A Câmara aprovou nesta quarta-feira, por 280 votos a 102, a convocação do ministro da Educação, Cid Gomes (Pros), para que explique declarações feitas sobre deputados federais. Em um evento no Pará, o ex-governador do Ceará disse que a Casa, composta por 513 deputados, tem 300 ou 400 “achacadores”.

No evento, Gomes disse que esses deputados se aproveitam de momentos de fragilidade do governo, segundo um áudio divulgado no blog do jornalista Josias de Souza. “Eles querem que o governo esteja frágil porque é a forma de eles achacarem mais, tomarem mais, tirarem mais dele, aprovarem emendas impositivas”, disse o ministro.

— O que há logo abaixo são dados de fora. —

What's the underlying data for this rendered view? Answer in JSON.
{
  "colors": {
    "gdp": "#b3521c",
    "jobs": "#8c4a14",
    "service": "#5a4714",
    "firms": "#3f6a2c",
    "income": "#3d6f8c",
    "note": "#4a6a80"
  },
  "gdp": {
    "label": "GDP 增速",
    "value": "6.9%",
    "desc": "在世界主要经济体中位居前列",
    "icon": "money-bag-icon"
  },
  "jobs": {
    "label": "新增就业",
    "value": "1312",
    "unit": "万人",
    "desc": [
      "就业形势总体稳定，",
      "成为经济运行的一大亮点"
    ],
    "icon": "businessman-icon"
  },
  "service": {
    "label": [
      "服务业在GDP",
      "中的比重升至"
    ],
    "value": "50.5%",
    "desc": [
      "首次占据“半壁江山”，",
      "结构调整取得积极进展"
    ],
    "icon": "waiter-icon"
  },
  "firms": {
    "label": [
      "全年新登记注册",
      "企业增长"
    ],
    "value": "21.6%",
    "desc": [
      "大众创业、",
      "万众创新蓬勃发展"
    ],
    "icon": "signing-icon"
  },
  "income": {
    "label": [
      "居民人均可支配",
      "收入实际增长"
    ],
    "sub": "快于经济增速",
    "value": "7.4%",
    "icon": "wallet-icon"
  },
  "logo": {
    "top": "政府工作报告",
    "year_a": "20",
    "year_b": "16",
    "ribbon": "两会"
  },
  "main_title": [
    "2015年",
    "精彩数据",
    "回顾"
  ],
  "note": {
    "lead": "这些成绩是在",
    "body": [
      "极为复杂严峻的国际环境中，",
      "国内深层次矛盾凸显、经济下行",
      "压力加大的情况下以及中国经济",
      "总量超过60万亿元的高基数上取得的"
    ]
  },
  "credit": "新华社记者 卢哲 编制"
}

A fala de Cid Gomes gerou turbulência na Câmara dos Deputados, que discutiu a convocação do ministro por quase duas horas. O presidente da Câmara, Eduardo Cunha (PMDB-RJ), anunciou durante a sessão a retirada de pauta de um projeto do Ministério da Educação. No evento no Pará, Cid Gomes também opinou que a atual direção da Câmara “será um problema grave para o Brasil”.

O líder da minoria, Bruno Araújo (PSDB-PE), chegou a defender a demissão do ministro, enquanto Raul Jungmann (PPS-PE) sugeriu um pedido de interpelação judicial. A ideia recebeu apoio de Cunha: “pode trazer que eu assino com o maior prazer”.

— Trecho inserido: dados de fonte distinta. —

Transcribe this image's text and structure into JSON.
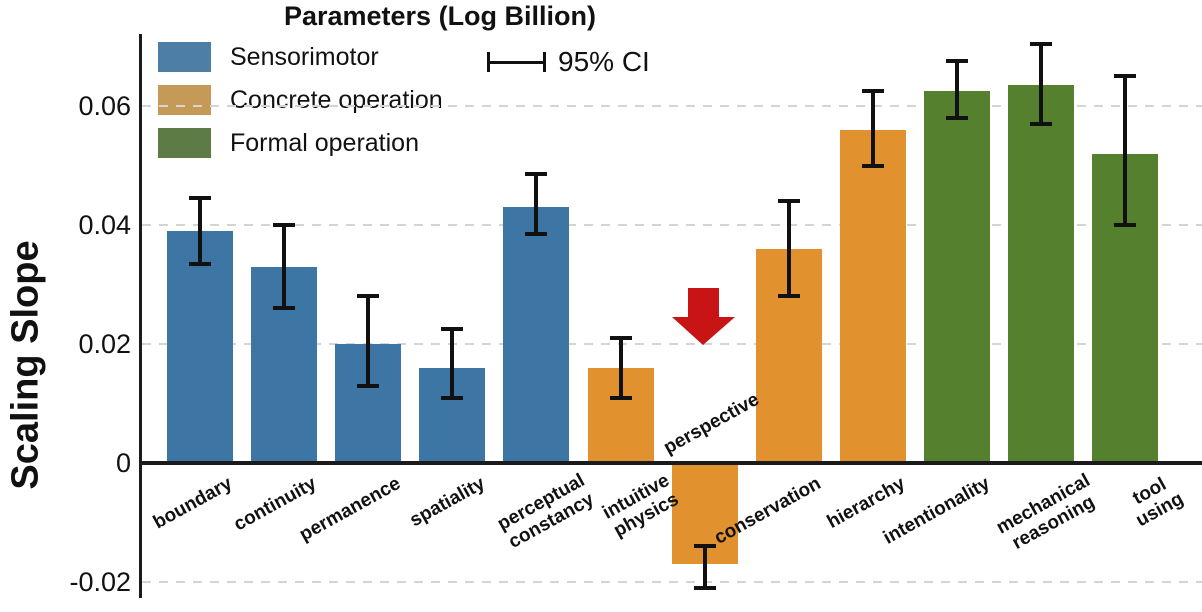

Para o líder do DEM, Mendonça Filho (PE), Cid Gomes precisa explicar na Câmara quem são os achacadores. “Ele tem de dizer ao Brasil quem achacou, de que forma isso aconteceu e em que circuntâncias”, disse.

Falando em nome do governo, o líder José Guimarães (PT-CE) disse que a fala do ministro foi infeliz. “O governo não tem qualquer questionamento da presidência da Casa, a declaração foi infeliz. Nem sempre a radicalização é o melhor caminho”, disse.